NASÎBİN MEHMET BEY / HİCAZKÂR / AĞIR AKSAK / ŞARKI
Seni candan severim aşkına kurbân olurum
Ölürüm feyz-i gârâmınla yine can bulurum
Sanma ölmekle bu sevdâ tükenir kurtulurum
Ölürüm feyz-i garâmınla yine can bulurum
Güfte: Mehmet Hafîd Bey
Seni candan severim, aşkına kurban olurum. Aşkından ölsem bile aşkımın şiddetinden aldığım feyizle yeniden canlanırım. Sanma ki bu sevda ölümle son bulur… Ölsem bile, aşkımın şiddetinden aldığım feyizle yeniden canlanırım.
İSMAİL HAKKI BEY / NİHÂVEND / AKSAKSEMAÎ / AĞIRSEMAÎ
Seni hükm-i ezel âşûb-i devrân etmek istermiş
Beni bahtım gibi zâr ü perîşân etmek istermiş
Meğer sâkî-i devrânın füsûn-i işveden kasdı
Beni bir câm ile rüsvâ-yı devrân etmek istermiş
Ezeli emir, senin dünyayı kargaşaya sürükleyen bir âfet olmanı isterken benim de talihim gibi ağlayıp inlememi, perişan olmamı istermiş. Meğer içki sunan o dünya güzelinin büyüleyici nazlarının ve edalarının amacı, beni bir kadehle dünyaya rezil etmekmiş.
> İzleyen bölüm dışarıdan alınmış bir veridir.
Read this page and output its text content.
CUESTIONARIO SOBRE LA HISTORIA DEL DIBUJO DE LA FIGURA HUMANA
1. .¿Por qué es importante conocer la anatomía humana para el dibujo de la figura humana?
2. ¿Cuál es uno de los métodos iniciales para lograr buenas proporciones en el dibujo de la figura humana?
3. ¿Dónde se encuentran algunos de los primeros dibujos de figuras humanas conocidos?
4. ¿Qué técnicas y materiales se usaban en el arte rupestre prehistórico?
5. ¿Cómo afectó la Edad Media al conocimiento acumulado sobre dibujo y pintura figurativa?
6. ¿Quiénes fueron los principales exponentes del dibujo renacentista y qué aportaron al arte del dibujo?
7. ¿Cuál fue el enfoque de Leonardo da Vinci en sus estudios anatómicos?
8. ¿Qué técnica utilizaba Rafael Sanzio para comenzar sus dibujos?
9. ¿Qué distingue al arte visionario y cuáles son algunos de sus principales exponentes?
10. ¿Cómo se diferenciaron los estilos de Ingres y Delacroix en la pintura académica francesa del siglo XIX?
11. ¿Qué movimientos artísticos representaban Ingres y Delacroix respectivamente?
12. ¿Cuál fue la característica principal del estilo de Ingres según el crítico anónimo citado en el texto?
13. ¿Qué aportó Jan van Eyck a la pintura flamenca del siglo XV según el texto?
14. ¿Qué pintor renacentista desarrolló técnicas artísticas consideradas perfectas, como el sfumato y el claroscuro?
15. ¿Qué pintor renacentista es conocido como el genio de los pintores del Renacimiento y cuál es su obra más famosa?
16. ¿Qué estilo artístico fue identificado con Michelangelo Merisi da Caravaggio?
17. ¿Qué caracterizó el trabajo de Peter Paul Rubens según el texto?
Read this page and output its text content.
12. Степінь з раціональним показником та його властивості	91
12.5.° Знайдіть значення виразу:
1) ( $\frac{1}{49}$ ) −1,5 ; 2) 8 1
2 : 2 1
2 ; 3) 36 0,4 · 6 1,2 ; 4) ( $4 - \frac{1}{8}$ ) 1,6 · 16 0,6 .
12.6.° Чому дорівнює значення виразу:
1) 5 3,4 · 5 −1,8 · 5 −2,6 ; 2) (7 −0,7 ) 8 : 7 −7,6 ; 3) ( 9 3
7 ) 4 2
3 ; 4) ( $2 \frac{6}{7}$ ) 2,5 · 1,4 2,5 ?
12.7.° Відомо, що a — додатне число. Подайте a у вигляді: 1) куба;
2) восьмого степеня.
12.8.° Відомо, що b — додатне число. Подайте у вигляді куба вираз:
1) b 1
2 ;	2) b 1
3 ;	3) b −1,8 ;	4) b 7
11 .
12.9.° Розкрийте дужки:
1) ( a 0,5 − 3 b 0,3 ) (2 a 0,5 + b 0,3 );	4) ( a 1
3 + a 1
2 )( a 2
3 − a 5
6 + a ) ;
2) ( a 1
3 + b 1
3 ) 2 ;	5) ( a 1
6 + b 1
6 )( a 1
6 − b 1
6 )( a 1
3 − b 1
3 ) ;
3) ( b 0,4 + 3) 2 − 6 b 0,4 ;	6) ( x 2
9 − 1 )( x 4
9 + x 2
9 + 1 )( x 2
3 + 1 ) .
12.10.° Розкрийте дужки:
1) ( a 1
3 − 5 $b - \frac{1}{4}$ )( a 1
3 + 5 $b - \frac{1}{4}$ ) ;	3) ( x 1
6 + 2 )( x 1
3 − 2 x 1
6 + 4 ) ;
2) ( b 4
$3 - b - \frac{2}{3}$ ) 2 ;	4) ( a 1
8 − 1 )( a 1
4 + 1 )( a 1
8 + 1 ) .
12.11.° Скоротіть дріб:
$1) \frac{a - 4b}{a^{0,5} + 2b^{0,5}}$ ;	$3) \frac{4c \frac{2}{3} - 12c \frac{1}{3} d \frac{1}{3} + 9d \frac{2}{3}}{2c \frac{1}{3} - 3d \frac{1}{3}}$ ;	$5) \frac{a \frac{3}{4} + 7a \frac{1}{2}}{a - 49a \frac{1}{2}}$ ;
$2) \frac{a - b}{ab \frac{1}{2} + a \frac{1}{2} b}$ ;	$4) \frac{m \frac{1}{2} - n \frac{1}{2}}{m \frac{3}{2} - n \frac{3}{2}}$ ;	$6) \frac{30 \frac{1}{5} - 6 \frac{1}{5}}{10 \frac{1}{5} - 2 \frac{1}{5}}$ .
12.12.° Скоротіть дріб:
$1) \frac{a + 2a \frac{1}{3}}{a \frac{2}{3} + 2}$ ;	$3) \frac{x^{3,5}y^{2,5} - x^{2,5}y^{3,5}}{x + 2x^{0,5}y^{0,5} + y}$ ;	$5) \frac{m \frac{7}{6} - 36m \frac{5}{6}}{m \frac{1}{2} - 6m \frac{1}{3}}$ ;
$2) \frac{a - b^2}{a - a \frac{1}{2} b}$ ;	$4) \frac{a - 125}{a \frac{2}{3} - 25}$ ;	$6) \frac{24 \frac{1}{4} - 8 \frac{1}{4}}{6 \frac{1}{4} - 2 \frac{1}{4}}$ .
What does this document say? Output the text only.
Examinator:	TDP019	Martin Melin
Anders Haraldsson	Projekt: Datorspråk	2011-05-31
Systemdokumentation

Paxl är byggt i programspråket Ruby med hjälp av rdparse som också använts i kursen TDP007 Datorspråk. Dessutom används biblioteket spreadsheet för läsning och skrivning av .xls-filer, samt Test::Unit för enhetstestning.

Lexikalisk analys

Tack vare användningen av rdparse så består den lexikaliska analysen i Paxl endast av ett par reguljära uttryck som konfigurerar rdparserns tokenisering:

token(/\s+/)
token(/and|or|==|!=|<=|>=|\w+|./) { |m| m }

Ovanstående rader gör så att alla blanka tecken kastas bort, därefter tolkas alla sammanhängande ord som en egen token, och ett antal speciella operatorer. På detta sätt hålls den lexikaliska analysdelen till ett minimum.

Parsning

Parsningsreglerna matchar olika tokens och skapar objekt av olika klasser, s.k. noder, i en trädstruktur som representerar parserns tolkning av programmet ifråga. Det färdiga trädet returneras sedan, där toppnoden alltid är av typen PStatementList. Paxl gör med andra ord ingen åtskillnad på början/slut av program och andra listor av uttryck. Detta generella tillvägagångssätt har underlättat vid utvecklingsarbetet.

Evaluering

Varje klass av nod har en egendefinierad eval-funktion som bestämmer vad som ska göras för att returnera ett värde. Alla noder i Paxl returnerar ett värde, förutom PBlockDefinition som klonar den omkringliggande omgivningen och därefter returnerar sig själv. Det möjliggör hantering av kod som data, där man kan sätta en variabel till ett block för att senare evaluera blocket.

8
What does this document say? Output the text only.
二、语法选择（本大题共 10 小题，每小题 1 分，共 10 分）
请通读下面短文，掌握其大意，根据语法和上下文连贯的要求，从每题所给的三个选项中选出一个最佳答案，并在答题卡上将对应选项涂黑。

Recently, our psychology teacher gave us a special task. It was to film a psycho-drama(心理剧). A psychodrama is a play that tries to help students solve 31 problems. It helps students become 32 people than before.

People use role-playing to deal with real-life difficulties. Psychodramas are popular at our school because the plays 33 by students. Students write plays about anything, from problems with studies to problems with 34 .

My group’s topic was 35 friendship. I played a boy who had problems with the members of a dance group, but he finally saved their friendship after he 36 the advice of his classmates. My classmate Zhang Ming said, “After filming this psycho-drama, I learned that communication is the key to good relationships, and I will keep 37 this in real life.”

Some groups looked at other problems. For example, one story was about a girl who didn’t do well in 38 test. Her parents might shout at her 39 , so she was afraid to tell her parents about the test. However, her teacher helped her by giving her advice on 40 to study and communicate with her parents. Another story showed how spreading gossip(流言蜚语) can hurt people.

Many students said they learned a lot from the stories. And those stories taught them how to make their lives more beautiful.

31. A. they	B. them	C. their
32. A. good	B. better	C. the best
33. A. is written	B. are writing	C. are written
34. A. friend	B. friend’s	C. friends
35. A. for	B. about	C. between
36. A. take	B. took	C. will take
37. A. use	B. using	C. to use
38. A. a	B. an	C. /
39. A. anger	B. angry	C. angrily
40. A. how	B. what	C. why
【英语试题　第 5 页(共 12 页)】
BASMACI ABDİ EFENDİ / RAST / DÜYEK / ŞARKI
Senin aşkınla çâk oldum
Yeter gayrı helâk oldum
Gamınla çâk-i çâk oldum
Yeter gayrı helâk oldum
Güfte: Rasih Bey
Senin aşkınla parçalandım. Yeter artık mahvoldum. Üzüntünden paramparça oldum. Yeter artık mahvoldum.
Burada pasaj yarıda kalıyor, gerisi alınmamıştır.